Fast ein Dutzend Gemeinden in der Nähe von Mailand wurden vor 13 Jahren mit dem Seveso-Dioxin berieselt, 193 Menschen von Chlorakne befallen, 77 000 Stück Vieh mußten notgeschlachtet, 1800 Hektar Gelände um die Fabrik entseucht werden.
Aus einer in Italien so genannten Zone A wurden 736 Menschen evakuiert, weil der Boden mit mindestens 375 Nanogramm (milliardstel Gramm) des Supergifts durchsetzt war. Die durchschnittliche Belastung lag dort bei 1000 ng/kg (Nanogramm je Kilo Erdreich), also, weiß Rochlitz, »weit unter den Werten von Maulach und Rastatt«.
In Maulach waren letzten Monat Bodenproben entnommen und von dem Tübinger Professor ("Dioxin-Papst") Hanspaul Hagenmaier analysiert worden. Die Proben weisen als Spitzenergebnisse 996, 1326, 3250 und 29 039 ng/kg Gifte der Dioxin-Gruppe auf.
In Rastatt wiederum wurden mehrfach Dioxin-Werte von mehr als 1000 ng/kg gemessen, die Höchstmengen reichten bis zu 7926 ng/kg. In mindestens zehn Prozent der badischen Bodenproben wie auch bei Messungen in Maulach fand sich das spezielle Seveso-TCDD in einer Konzentration von 19 bis immerhin 465 ng/kg, also mehr als seinerzeit in der »toten Zone« in Oberitalien.
Die unglaubliche Umweltvergiftung war von den Behörden jahrelang ignoriert worden, obwohl die Verursacher bekannt waren: in Maulach die Kabelverschwelungsanlage Hölzl, ein 1985 geschlossener Recyclingbetrieb, in Rastatt die 1986 stillgelegte Metallhütte Fahlbusch, eine Tochterfirma der Norddeutschen Affinerie AG in Hamburg.
Die jüngsten Untersuchungsergebnisse haben zwar »Sofortprogramme« und »Sofortmaßnahmen« des Stuttgarter Regierungspräsidiums und des badenwürttembergischen Umweltministeriums ausgelöst. Aber die Konsequenzen kommen viel zu spät.

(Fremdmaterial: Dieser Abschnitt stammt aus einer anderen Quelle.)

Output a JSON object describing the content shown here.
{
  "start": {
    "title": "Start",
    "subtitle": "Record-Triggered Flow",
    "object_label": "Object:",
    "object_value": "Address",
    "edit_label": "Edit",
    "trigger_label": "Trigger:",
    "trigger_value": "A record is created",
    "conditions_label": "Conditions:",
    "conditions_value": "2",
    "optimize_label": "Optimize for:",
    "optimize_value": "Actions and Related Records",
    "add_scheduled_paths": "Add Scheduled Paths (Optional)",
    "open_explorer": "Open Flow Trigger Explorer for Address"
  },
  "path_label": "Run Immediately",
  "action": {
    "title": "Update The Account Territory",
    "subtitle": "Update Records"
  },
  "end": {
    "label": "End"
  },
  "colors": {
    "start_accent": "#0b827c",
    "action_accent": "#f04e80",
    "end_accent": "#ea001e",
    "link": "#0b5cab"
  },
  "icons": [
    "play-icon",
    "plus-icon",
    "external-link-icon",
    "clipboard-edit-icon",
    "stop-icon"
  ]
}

»In Maulach wie in Seveso wurde der Skandal zunächst vertuscht«, schrieb die sonst eher regierungsfreundliche Tageszeitung »Heilbronner Stimme«. Behörden, Experten und Politiker im Lande des christdemokratischen Lothar Späth hätten »ungeheuer viel Vertrauenskapital unnötig verspielt«.
Die 150 Maulacher wußten seit Jahrzehnten, daß in ihrer Mitte eine »Dreckschleuder ohnegleichen« ("Stuttgarter Zeitung") angesiedelt war. Seit Anfang der fünfziger Jahre löste Hölzl mittels starker Hitze die Kunststoff-Ummantelung von Kabelmetall, das dann wiederverwendet werden konnte.

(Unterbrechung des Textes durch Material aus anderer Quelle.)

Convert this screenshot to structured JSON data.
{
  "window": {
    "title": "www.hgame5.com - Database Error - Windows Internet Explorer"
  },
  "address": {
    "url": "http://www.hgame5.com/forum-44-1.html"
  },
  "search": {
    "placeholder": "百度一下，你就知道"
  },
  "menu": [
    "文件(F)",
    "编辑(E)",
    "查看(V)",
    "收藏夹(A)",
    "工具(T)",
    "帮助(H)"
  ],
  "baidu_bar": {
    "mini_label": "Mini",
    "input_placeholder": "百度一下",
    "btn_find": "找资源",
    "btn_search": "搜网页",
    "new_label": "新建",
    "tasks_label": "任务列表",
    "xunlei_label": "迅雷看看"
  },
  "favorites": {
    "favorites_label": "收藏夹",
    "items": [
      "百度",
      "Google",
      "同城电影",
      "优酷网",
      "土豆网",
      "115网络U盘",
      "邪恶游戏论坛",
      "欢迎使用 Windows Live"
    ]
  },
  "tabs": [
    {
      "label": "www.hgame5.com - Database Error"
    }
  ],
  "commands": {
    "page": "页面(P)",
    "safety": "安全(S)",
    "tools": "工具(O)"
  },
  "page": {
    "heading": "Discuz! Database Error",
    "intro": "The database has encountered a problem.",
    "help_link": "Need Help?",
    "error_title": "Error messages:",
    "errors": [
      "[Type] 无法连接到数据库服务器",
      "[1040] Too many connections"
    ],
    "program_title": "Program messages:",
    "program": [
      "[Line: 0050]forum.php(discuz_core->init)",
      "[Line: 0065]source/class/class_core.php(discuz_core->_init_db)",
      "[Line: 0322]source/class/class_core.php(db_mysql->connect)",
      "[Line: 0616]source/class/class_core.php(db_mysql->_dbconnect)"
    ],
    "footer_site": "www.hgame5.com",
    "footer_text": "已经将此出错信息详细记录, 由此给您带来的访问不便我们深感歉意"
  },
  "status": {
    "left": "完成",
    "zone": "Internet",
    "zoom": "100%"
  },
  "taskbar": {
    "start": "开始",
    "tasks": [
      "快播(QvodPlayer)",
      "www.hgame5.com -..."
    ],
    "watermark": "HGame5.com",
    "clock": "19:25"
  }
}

Ständiger Qualm und Gestank bewirkten zwar laute Proteste, auch von Nachbargemeinden im Windeinfluß des Recyclingbetriebs. Aber erst 1985, als erstmals Dioxin im Filterstaub nachgewiesen wurde, machte der Betrieb dicht. Die toxischen Hinterlassenschaften sind nun großräumig verstreut: Die Giftasche der Firma Hölzl wurde jahrelang auf Deponien verbracht und als Düngemittel an private Interessenten abgegeben.
Die nachhaltige Giftwirkung der Dioxine vor allem im Boden, wie sie seit der Seveso-Katastrophe weltweit belegt und erforscht ist, bestätigte sich auch in Maulach. Bereits 1986 und 1987 waren in Bodenproben 20 bis 1252 ng/kg gemessen worden, ohne daß jedoch das sonst - etwa bei der Warnung vor angeblich gesundheitsgefährdenden Teigwaren - schnell aktive Stuttgarter Regierungspräsidium eingriff.

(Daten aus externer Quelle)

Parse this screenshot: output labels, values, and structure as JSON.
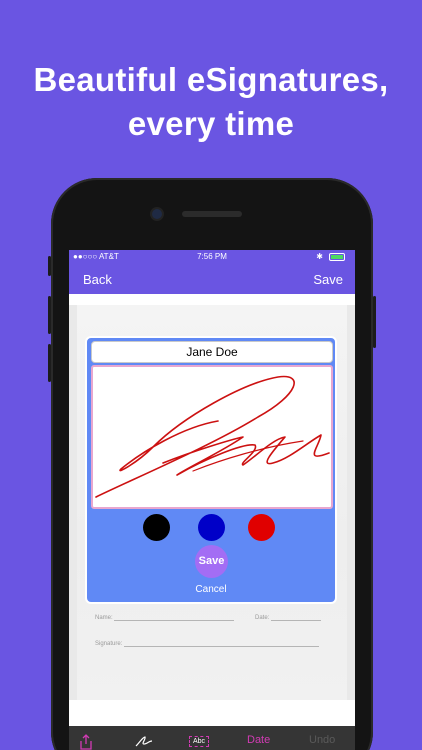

Die Bevölkerung wurde auch nicht informiert, als im Februar dieses Jahres abermals Bodenproben in der Umgebung der ehemaligen Hölzl-Anlage entnommen wurden. Dabei war bekannt, daß jahrelang auch direkt auf dem Boden des Firmenanwesens alte Kabelbäume verbrannt worden waren.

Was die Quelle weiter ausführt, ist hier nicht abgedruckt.